317 words in, the time change comes and we take a break for bagels. In the middle of the night, in the middle of California, on the border between October and November in the worst year of my life, my sister and I slather cream cheese on still warm chunks of sun-dried tomatoes and discuss plot and characters and such things until it is time to get back to work.

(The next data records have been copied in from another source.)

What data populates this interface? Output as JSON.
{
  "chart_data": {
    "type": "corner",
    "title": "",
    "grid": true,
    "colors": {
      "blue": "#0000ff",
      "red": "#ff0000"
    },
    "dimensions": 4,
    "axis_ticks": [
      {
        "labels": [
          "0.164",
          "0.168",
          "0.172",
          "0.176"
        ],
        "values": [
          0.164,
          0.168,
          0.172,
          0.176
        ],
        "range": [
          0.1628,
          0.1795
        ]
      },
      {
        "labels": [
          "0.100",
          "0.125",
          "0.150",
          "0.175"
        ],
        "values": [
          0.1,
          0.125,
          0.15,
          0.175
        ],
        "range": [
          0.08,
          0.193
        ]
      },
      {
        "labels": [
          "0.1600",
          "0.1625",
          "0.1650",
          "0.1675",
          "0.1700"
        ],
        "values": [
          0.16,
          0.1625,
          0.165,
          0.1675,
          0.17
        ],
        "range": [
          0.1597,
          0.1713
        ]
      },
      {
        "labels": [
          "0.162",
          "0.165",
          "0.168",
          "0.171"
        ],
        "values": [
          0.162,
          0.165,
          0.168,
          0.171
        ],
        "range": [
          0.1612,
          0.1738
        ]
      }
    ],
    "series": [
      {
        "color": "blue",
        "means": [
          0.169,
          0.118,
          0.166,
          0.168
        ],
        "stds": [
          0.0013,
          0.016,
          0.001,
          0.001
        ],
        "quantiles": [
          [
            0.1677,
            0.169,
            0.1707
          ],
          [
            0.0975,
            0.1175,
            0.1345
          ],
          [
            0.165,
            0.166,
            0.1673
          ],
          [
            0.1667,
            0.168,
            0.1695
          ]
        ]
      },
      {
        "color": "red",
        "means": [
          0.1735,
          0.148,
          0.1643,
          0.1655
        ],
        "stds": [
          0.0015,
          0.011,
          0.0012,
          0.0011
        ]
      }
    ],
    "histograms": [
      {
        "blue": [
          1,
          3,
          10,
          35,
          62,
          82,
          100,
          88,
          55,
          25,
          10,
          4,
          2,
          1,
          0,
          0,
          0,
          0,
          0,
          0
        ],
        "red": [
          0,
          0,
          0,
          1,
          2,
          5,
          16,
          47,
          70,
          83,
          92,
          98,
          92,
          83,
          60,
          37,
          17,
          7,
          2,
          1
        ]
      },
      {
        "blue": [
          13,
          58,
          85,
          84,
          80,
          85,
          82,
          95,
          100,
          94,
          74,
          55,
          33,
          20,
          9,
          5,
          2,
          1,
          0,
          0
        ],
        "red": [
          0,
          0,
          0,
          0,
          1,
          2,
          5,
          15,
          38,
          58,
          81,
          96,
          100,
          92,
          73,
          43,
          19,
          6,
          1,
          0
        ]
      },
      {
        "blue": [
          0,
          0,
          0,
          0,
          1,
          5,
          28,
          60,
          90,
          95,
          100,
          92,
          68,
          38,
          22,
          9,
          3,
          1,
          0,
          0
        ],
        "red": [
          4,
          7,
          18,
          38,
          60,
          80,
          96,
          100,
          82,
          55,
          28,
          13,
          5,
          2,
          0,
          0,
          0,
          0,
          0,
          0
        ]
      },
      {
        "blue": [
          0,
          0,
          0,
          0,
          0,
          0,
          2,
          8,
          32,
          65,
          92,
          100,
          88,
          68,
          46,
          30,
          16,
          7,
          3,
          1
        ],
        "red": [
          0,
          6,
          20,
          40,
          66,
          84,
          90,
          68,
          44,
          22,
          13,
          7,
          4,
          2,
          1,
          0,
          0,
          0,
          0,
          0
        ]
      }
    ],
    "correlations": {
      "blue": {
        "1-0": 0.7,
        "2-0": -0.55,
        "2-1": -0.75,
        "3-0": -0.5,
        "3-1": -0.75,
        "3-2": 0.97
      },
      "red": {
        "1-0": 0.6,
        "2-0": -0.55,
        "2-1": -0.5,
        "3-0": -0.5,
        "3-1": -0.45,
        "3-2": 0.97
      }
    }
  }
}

In theory, at the end of this new month, we both have a stack of pages filled with rows of words; hers, a neatly ordered novel, with plot and character development and all these nice twists and turns. While mine, well I have no fucking idea what they will be. Hell, I only committed to this three hours ago under duress, and in the glow of bagel-making in the middle of the night.

eight months

I am psychically stuck.

Paralyzed.

Today marks eight months since Ashlie’s death and my “To Do” list is still full of items like: finish Thank You notes … respond to letter from transplant family … send Brianna those photos … go through the keepsake boxes in the garage and find stuffed Blue dog.

I have passed the one-year mark of unemployment. Six month old mail sits unopened on my desk. Each day bleeds into the next, marked only by the passage of calendar pages and rare occasions (a baby shower here, a dinner out with friends there). A good day is one in which nothing specifically rotten happens and dinner is tasty and my sister consents to watching some silly reality schlock or a decent detective show with me before bed. Entire days pass during which I speak to no one beyond these four walls. I still sleep 8 to 10 hours a night and often nap  in the afternoon. The easiest hours of any day are between 5 and 10.

I haven’t cleaned out my car or had a hair cut, gone to the movies or written anything longer than a six paragraph e-mail.  The herb garden that died on   the side porch in June is still a terra cotta graveyard of twigs, now half-hidden by the branches of the rose tree, which spill over the fence from the next-door neighbor’s backyard. I am incaipable of making decisions. I frequently drop things for no discernable reason.  I rarely pick up the phone when it rings, no matter who might be on the other end of the line. I check my e-mail once every couple of days and have stopped trying to explain myself to old friends who take such things personally.

Anger is still the easiest emotion to sink into , or maybe I should say that it is where I feel safest. And there are plenty of things to get angry about. The state of our healthcare system, the state of the union, the state of my relationship with this person or that one … yes, angry suits me just fine and is a fearless barrier to the terror of grief. Tenderness is ok sometimes too, especially in light of the baby girls that have been popping up every couple of months, ’round the edges of my life, first Noelle, then darling Eilidh and now a grand-niece Christine. What I feared might be too sad, is surprisingly soothing and sweet.

The grief though, stalks me day and night. Always over my shoulder, or winking from some corner, even at the best of moments. She is my silent companion, waiting and hoping and begging for you and I to say her name.